Aslında farkındaysanız hayat da aynı şeyi yapar bize. Kader de diyebiliriz buna. Neye niyet neye kısmet de. Bazen en ince ayrıntısına kadar planlar yaparız. Sanki kendi yöneteceğimiz bir senaryo üzerinde çalışır gibi. Motor dediğimiz anda bütün oyuncular, hava, yol, su vs gibi şartlar hiç itiraz etmeden senaryoyu oynamaya başlayacak ve bu da yetmezmiş gibi her şey planlanana göre oynanınca, istenilen sonuç elde edilecek. Böyle saf diller, acemiler var mıdır hala aramızda? Olsa olsa henüz yeteri kadar tecrübe etmemiştir. Lafı güzaf değil, şaka değil, hayat gerçekten sürprizlerle doludur.

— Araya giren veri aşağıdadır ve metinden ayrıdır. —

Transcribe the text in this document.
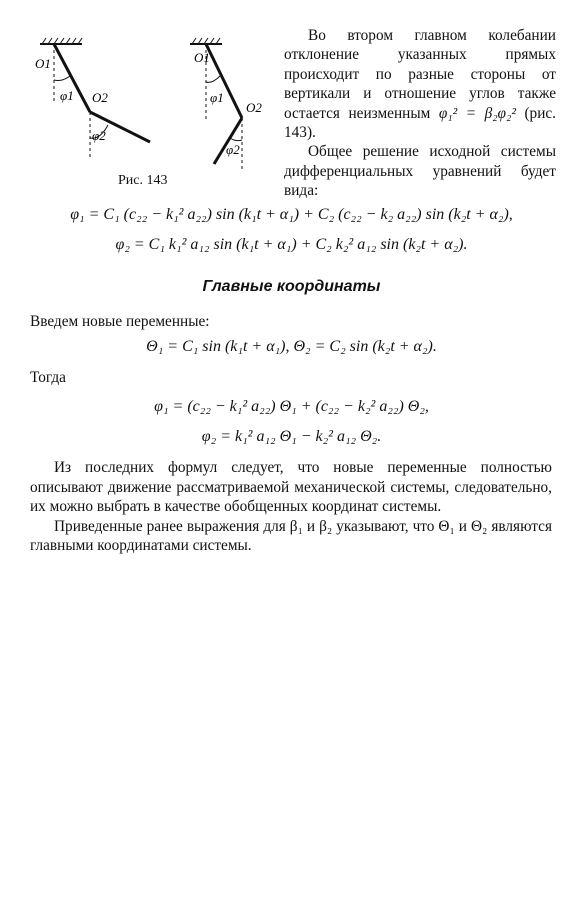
O1
φ1 O2
φ2
O1
φ1
O2
φ2
Рис. 143

Во втором главном колебании отклонение указанных прямых происходит по разные стороны от вертикали и отношение углов также остается неизменным φ₁² = β₂φ₂² (рис. 143).

Общее решение исходной системы дифференциальных уравнений будет вида:

φ₁ = C₁ (c₂₂ − k₁² a₂₂) sin (k₁t + α₁) + C₂ (c₂₂ − k₂ a₂₂) sin (k₂t + α₂),
φ₂ = C₁ k₁² a₁₂ sin (k₁t + α₁) + C₂ k₂² a₁₂ sin (k₂t + α₂).
Главные координаты
Введем новые переменные:
Θ₁ = C₁ sin (k₁t + α₁), Θ₂ = C₂ sin (k₂t + α₂).
Тогда
φ₁ = (c₂₂ − k₁² a₂₂) Θ₁ + (c₂₂ − k₂² a₂₂) Θ₂,
φ₂ = k₁² a₁₂ Θ₁ − k₂² a₁₂ Θ₂.

Из последних формул следует, что новые переменные полностью описывают движение рассматриваемой механической системы, следовательно, их можно выбрать в качестве обобщенных координат системы.

Приведенные ранее выражения для β₁ и β₂ указывают, что Θ₁ и Θ₂ являются главными координатами системы.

O her şeyi planladığınızı sandığınızda bir bakarsınız olmadık köşelerden, olmadık faktörler hücum ediyor sahneye. Her şey mükemmel oldu dediğiniz anda, her şey berbat olabiliyor. Ya da her şey mahvoldu sanırken, her şey ne kadar da güzelleşiveriyor. Şairin dediği gibi, kaderin üstünde bir kader vardır. Ve o kader, aslında hep merhamet eliyle işler. Bazen şefkat tokadı ile yüzümüze nakşetse de, niyet hep iyidir ve inşallah akıbet de. Olanda hayır vardır, öyle değil mi?
Yazı galiba yine istediği yere doğru gidiyor. Gerçi bu defa gittiği yerle bir sorunum yok. Takvime göre güneşin doğduğu fakat henüz yüzünü göstermediği bir saat. Bakalım bugün hangi sürprizlerle gelecek? Belki iyi haberler getirecek, belki iyi görünmeyen şeyler duyuracak. Belki de hiçbir anı bırakmadan sessizce geçip gidecek. Mevlana’dan aktarırdı bir tanıdık. Her gün, bakalım bugünün misafirleri kim diye beklermiş. Kastettiği insanlar değil sadece. Dertler, tasalar, imtihanlar. Belki onun gibi görmeye başlarsak, bu hayatı yudumlamak daha kolay olur. Çünkü biliriz ki, misafir evin asli unsuru değildir. Bazen biraz çok kalsa da, er geç gideceği gerçektir. Başımıza gelen sıkıntı ne ise, hangi kötü haberi duymuş isek, onu bir misafir gibi karşılamalı ve surat asmadan ağırlamalıyız. Yani ki sabretmeliyiz. Er geç onu gönderen merci, geri çağıracaktır da. İşte ondan sonra, misafirden geri kalana bakmak lazım. İsyanlar mı kalmış, rıza halinde sabır mı?
Güneş hala yüzünü göstermedi. Gerçi son günlerdeki kapalı hava düşünülürse bu gayet normal. Ama şunu biliyorum ki, güneş kara bulutların arkasında saklansa da, er geç yüzünü göstermek zorunda kalacak. Mesela ben bu yazıyı yazarken uyuyan arkadaşlarım da bilmeli ki, hava muhalefeti! yüzünden yollar kapansa da, bir gün mutlaka yeniden açılacak ve ben burada mahsur kalmayacağım. Merak etme anne, eve döneceğim.